Oversold: Bernie's Base is Just 15% of Democratic Voters

It's no wonder that The Intercept - a publication whose premier attraction calls Russian invasion of American elections a "red herring" - is all in on Bernie Sanders. They, along with the likes of money laundering groups like the Justice Democrats - are on a mission to establish Bernie as the frontrunner for the Democratic nomination for president in 2020.

But more importantly, their ilk has been acutely invested in the brand identity of progressives as kind of a mirror opposite of Donald Trump: people with ideas on the other extreme, but who are willing to "fight" and break the rules to get their way and move fast just the same. For this brand identity, compromise is a cardinal sin, and those who reach for it, like Barack Obama, are personas non grata.

It turns out that actual Democratic voters are not buying that vision, despite four whole years of yelling and screaming by their patron saint.

A Morning Consult/Politico poll released today shows that Democratic voters prefer a candidate who can heal, bring people together and achieve things through compromise (let's call this group... pragmatists) over someone who will just pick fights, break things, and move in the opposite direction (this group can be aptly called the ideologues). The pragmatists outnumber ideologue among Democratic voters by more than 5:1. Just 15% believe that we need an ideologue who will burn down the village in order to save it, while 78% say they want a pragmatist unifier in the mold of President Obama.

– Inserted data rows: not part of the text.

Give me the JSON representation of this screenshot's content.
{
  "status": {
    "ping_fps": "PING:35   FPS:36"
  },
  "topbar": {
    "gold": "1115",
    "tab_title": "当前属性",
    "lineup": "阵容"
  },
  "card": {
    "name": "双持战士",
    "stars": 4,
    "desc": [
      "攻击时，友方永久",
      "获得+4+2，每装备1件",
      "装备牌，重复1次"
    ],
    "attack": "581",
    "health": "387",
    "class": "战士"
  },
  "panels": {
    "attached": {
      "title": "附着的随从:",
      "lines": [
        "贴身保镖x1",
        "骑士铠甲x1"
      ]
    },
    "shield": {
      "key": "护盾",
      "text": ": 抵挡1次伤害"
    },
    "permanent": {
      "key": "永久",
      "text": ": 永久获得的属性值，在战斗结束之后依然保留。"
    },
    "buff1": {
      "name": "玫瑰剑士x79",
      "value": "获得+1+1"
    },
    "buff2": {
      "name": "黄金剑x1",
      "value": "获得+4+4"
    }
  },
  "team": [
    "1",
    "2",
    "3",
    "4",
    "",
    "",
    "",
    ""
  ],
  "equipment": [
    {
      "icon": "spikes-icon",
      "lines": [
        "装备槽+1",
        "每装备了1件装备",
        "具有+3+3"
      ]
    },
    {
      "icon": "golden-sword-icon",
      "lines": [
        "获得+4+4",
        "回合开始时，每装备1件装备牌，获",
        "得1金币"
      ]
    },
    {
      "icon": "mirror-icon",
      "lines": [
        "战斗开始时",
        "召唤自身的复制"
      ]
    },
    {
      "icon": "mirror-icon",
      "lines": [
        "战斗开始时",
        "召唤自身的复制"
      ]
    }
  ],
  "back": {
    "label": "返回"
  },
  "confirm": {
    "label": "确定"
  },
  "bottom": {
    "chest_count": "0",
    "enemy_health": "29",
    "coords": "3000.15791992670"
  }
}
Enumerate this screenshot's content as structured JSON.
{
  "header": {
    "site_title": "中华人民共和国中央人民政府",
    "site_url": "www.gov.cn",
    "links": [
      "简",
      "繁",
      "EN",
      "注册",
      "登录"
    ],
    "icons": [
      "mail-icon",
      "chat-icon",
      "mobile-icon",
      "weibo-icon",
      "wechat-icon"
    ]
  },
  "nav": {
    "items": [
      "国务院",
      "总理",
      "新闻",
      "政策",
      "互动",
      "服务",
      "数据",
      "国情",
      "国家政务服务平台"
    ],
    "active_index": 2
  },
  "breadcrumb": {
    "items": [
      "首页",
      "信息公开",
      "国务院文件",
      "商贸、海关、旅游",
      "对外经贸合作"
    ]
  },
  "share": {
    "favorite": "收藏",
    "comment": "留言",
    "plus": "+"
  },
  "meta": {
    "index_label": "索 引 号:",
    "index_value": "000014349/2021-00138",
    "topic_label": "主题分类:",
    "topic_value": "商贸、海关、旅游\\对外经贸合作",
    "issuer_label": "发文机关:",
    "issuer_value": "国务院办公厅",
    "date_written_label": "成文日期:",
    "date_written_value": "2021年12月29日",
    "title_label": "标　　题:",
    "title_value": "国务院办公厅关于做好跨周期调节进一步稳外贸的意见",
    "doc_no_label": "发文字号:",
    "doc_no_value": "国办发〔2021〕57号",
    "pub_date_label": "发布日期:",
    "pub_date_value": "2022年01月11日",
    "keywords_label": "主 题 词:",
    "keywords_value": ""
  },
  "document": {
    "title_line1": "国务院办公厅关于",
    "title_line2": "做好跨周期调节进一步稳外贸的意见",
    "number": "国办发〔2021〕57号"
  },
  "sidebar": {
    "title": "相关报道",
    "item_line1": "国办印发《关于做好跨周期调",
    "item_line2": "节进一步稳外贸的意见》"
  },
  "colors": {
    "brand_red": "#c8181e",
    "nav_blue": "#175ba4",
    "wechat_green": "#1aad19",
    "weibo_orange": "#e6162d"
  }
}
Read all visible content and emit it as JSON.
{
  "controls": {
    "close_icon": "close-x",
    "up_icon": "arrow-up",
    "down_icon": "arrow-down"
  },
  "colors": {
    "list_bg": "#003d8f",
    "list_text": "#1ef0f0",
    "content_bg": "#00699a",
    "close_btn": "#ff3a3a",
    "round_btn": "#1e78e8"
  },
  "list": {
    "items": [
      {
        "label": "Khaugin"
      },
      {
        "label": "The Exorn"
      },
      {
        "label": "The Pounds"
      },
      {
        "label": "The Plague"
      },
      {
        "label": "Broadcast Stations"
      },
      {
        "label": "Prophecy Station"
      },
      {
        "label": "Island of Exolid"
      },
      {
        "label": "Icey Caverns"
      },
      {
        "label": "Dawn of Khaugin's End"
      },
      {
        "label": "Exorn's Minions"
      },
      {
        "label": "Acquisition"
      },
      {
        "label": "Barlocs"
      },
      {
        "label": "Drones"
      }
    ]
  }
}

That 15% that want a Democratic Trump - a Democratic president who will be more interested in picking fights than compromising to get things done - is the Bernie Sanders base. That's it. 15%. Sanders may be polling better than that right now, but when it comes down to it, his base is just 15%. Everyone else is movable.

This shouldn't come as a surprise to anyone. Even as the 2018 elections were billed as a victory for the resurgent Left, the truth is that the vast majority of the Democratic gains came from center-Left moderates winning seats in tough districts. The voters, as opposed to the yellers, have been making their preference for a united country for a rather long period of time.

It's just that it's been hard to get the media to pay attention.